An analysis of Google search trends suggests that Australians are increasingly becoming concerned about the outlook for the economy, with the number of searches for “Australia recession” back at GFC levels. With consumer confidence at a four-year low, it appears that the RBA’s three interest rate cuts have done little to boost the confidence of Australian households. This is a concern in an economy where private consumption is the major driver of economic growth, accounting for around 55% of GDP. Combined with anecdotal evidence that the vast majority of Australian borrowers have kept their mortgage payments at pre-interest rate cut levels and are using higher household incomes to pay off debt, it suggests that the RBA’s hopes of a new housing and consumer boom may be misplaced.
Research from the Bank of International Settlements shows that the prevalence of zombie companies (defined as those companies over 10 years of age that cannot cover debt serving costs from current profits over an extended period) has ratcheted up since the late 1980s. The number of zombie firms in advanced economies is 12% of total companies. In addition, there is a high likelihood that zombie companies remain zombies.

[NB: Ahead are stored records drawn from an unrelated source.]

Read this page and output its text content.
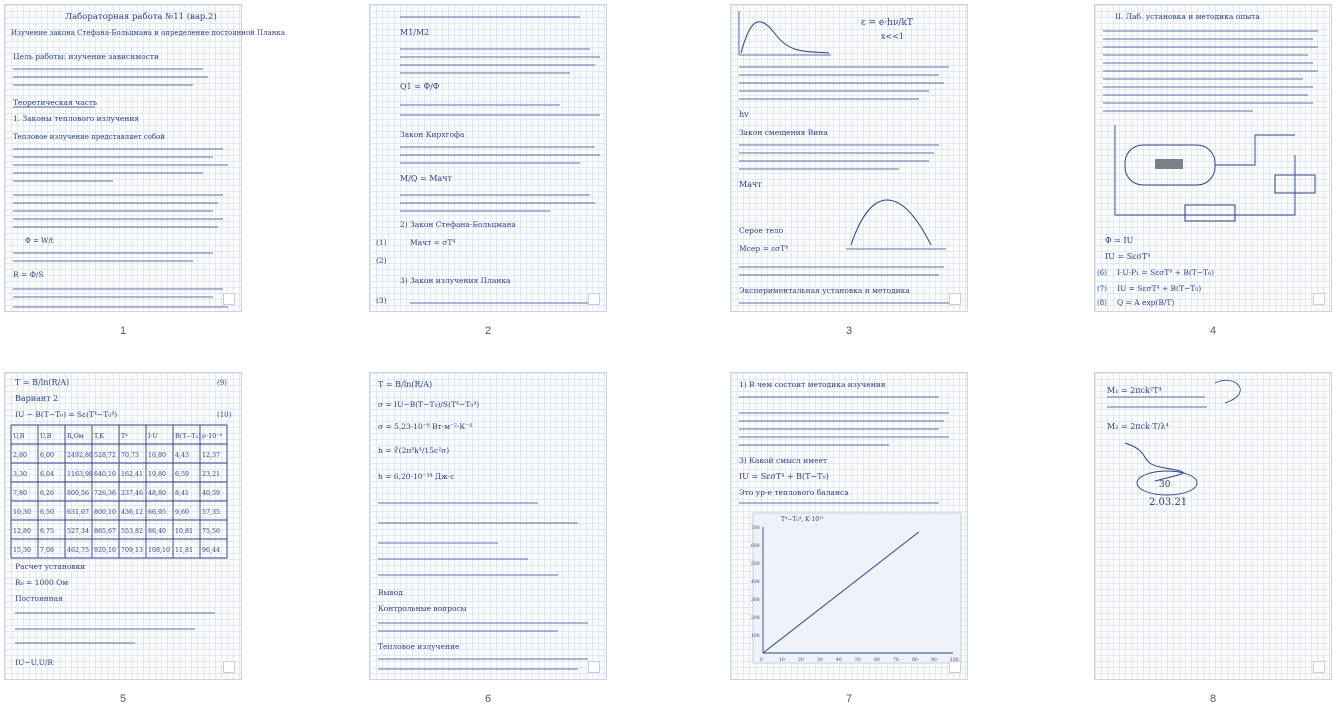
Лабораторная работа №11 (вар.2)
Изучение закона Стефана-Больцмана и определение постоянной Планка
Цель работы: изучение зависимости
Теоретическая часть
1. Законы теплового излучения
Тепловое излучение представляет собой
Ф = W/t
R = Ф/S
1
M1/M2
Q1 = Ф/Ф
Закон Кирхгофа
M/Q = Mачт
2) Закон Стефана-Больцмана
(1)	Mачт = σT⁴
(2)
3) Закон излучения Планка
(3)
2
ε = e·hν/kT
x<<1
hv
Закон смещения Вина
Mачт
Серое тело
Mсер = εσT⁴
Экспериментальная установка и методика
3
II. Лаб. установка и методика опыта
Ф = IU
IU = SεσT⁴
(6) I·U·P₁ = SεσT⁴ + B(T−T₀)
(7) IU = SεσT⁴ + B(T−T₀)
(8) Q = A exp(B/T)
4
T = B/ln(R/A)	(9)
Вариант 2
IU − B(T−T₀) = Sε(T⁴−T₀⁴)	(10)
U,B U,B R,Ом T,K	T⁴	I·U	B(T−T₀) σ·10⁻⁸
2,80 6,00 2492,86 528,72 70,73 16,80 4,43 12,37
3,30 6,04 1163,98 640,10 162,41 19,80 6,59 23,21
7,80 6,26 800,56 726,36 237,46 48,80 8,41 40,59
10,30 6,50 631,07 800,10 436,12 66,95 9,60 57,35
12,80 6,75 527,34 865,67 553,82 86,40 10,81 75,56
15,30 7,08 462,75 920,10 709,13 108,10 11,81 96,44
Расчет установки
R₀ = 1000 Ом
Постоянная
IU−U,U/R
5
T = B/ln(R/A)
σ = IU−B(T−T₀)/S(T⁴−T₀⁴)
σ = 5,23·10⁻⁸ Вт·м⁻²·К⁻⁴
h = ∛(2π⁵k⁴/15c²σ)
h = 6,20·10⁻³⁴ Дж·с
Вывод
Контрольные вопросы
Тепловое излучение
6
1) В чем состоит методика изучения
3) Какой смысл имеет
IU = SεσT⁴ + B(T−T₀)
Это ур-е теплового баланса
T⁴−T₀⁴, K·10¹¹
700
600
500
400
300
200
100
0	10	20	30	40	50	60	70	80	90
7
M₁ = 2πck²T⁴
M₂ = 2πck·T/λ⁴
30
2.03.21
8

Record low interest rates and cheap money means that struggling companies can now survive in a “zombie” state for much longer than previously was the case, thereby lowering productivity and hampering innovation. These businesses are using resources - like capital and labour - that could be used more efficiently elsewhere in the economy. Should interest rates begin to rise again at some point in the future, then these companies will likely find their access to capital markets to be much more challenging than is currently the case.